Act II

Portia is with the Prince of Morocco, who is courting her. Portia's father has made three caskets from among which her suitors must choose. If they choose the right one, they can marry her; if not, they must swear never to propose to another woman.

Lancelot, Shylock's servant, is debating whether to leave his master. His father, Gobbo, a Becketian figure who is blind and near senile, enters. He is looking for his son. Lancelot pretends to know a 'Master Lancelot' and says that he: "is indeed deceased, or, as you would say / in plain terms, gone to heaven." Gobbo is heartbroken when, in a mirror of the Jacob and Esau story from the Bible, Lancelot bends down before his father and admits to his trickery. Bassanio offers to take on Lancelot as his servant, to help give him the air of respectability he craves.

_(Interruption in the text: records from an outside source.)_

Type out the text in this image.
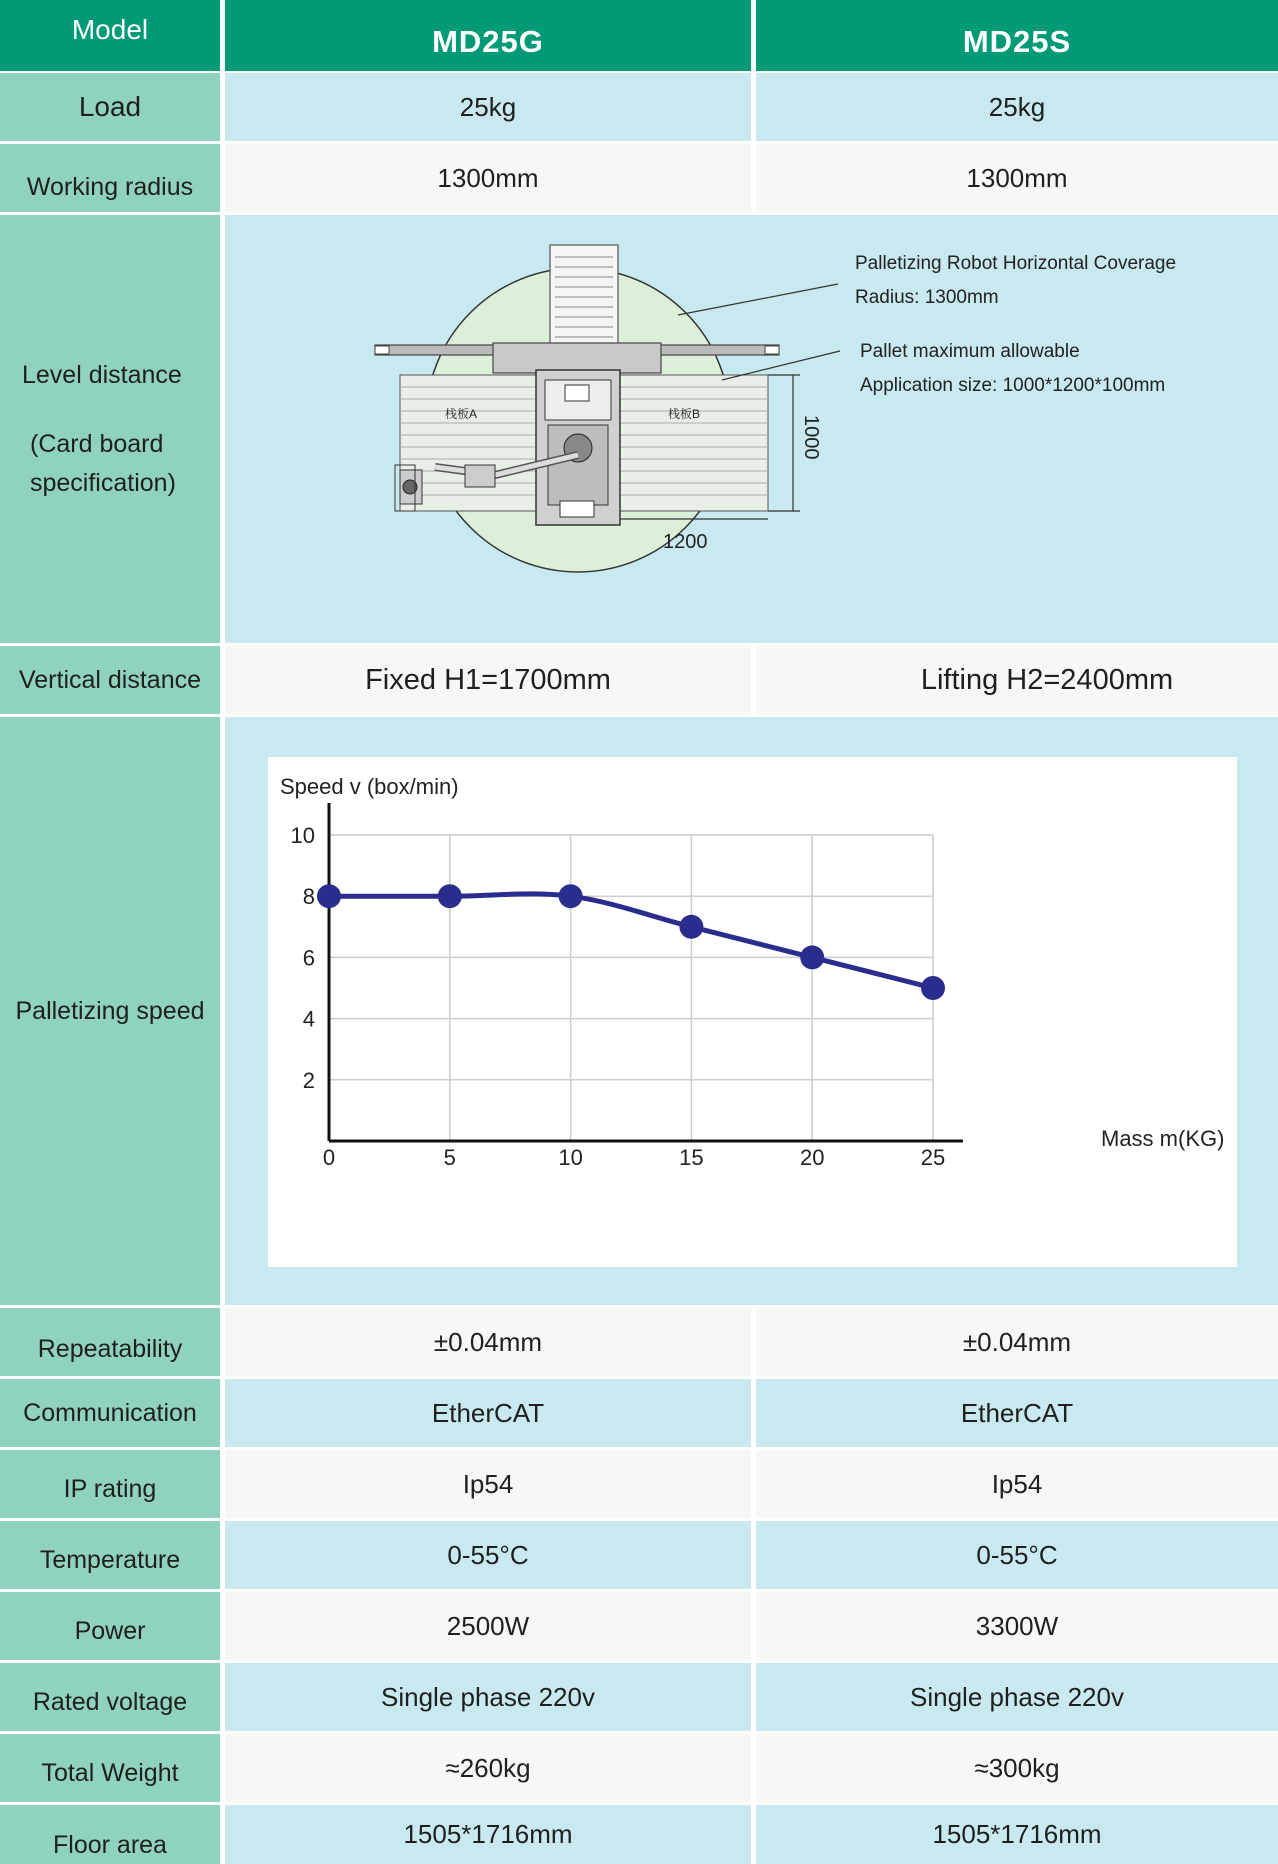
Model	MD25G	MD25S
Load	25kg	25kg
Working radius	1300mm	1300mm
Level distance
(Card board
specification)
栈板A	栈板B
1000
1200
Palletizing Robot Horizontal Coverage
Radius: 1300mm
Pallet maximum allowable
Application size: 1000*1200*100mm
Vertical distance	Fixed H1=1700mm	Lifting H2=2400mm
Palletizing speed
0	5	10	15	20	25
2
4
6
8
10
Speed v (box/min)
Mass m(KG)
Repeatability	±0.04mm	±0.04mm
Communication	EtherCAT	EtherCAT
IP rating	Ip54	Ip54
Temperature	0-55°C	0-55°C
Power	2500W	3300W
Rated voltage	Single phase 220v	Single phase 220v
Total Weight	≈260kg	≈300kg
Floor area	1505*1716mm	1505*1716mm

Jessica, Shylock's daughter, is having a love affair with Lorenzo, a Christian nobleman. She craves conversion to Christianity. Lancelot is complicit in their affair, and takes a note from Jessica to Lorenzo. When Lorenzo receives the note, he tells Lancelot to assure Jessica that he will not fail her. The noblemen are preparing for a masque in the city that night. Lorenzo tells his friends that he and Jessica plan to elope together that night, in the process stealing some of her father's wealth.

Shylock is portrayed as a stern and authoritative father. His representation in the Second Act is more negative than elsewhere in the play. He is dining with Bassanio that evening, and gives Jessica the key to the house, telling her that she must keep the shutters closed so she does not see the masque passing. Jessica's willingness to abandon and steal from her father marks her out as a rather ungrateful child. However, the Elizabethan audience would have thought it only right that the child of a usurious Jew should want to flee him and become a Christian. Lorenzo meets Jessica at Shylock's house (she is at the window in a scene reminiscent of Romeo and Juliet) and they steal away (literally) with gold and jewels. Antonio tells Bassanio and Gratiano that the wind is right and they will soon leave for Belmont.

The Prince of Morocco is presented with three caskets: gold, silver and lead. The gold casket reads:

"Who chooseth me shall gain what many men desire"

The silver casket reads:

"Who chooseth me shall get as much as he deserves"

The lead casket reads:

"Who chooseth me must give and hazard all he hath"

The Prince chooses the gold casket as the one most likely to lead to so precious a woman as Portia. Inside is a gold skull. A message included with it moralizes that a love of wealth leads to unhappiness (a message proleptically suggesting Shylock's later fate). The Prince leaves.

Shylock now learns that his daughter has fled. He runs through the street, crying:

"My daughter! O, my ducats! O, my daughter!
Fled with a Christian! O, my Christian ducats!
Justice! The law! My ducats and my daughter!
A sealed bag, two sealed bags of ducats,"

In Jewish tradition, ancestry is passed through the female line. Thus, whilst it may seem that Shylock is unsure which to mourn more: his daughter or the lost gold, he is actually mourning the loss of her inheritance and the continuance of his own line. Since his place in society is defined absolutely by his wealth, he has lost much of that which defines him: his beloved daughter, of whom he is rightly protective (given that she eloped with one of his enemies) and the fortune he has amassed in spite of the antipathy of the Christian community. Shylock holds Antonio responsible and demands that the bond be repaid in time.

The Prince of Aragon now arrives to woo Portia. He chooses the silver casket, thinking that the gold represents the desire of many men: the people of Venice. Inside the casket is the portrait of a blinking idiot, and a poem warning against self-love. The Prince leaves as a messenger arrives bearing tidings of an approaching group of noblemen. Portia secretly wishes that it might be Bassanio: "Bassanio, lord Love, if thy will it be!"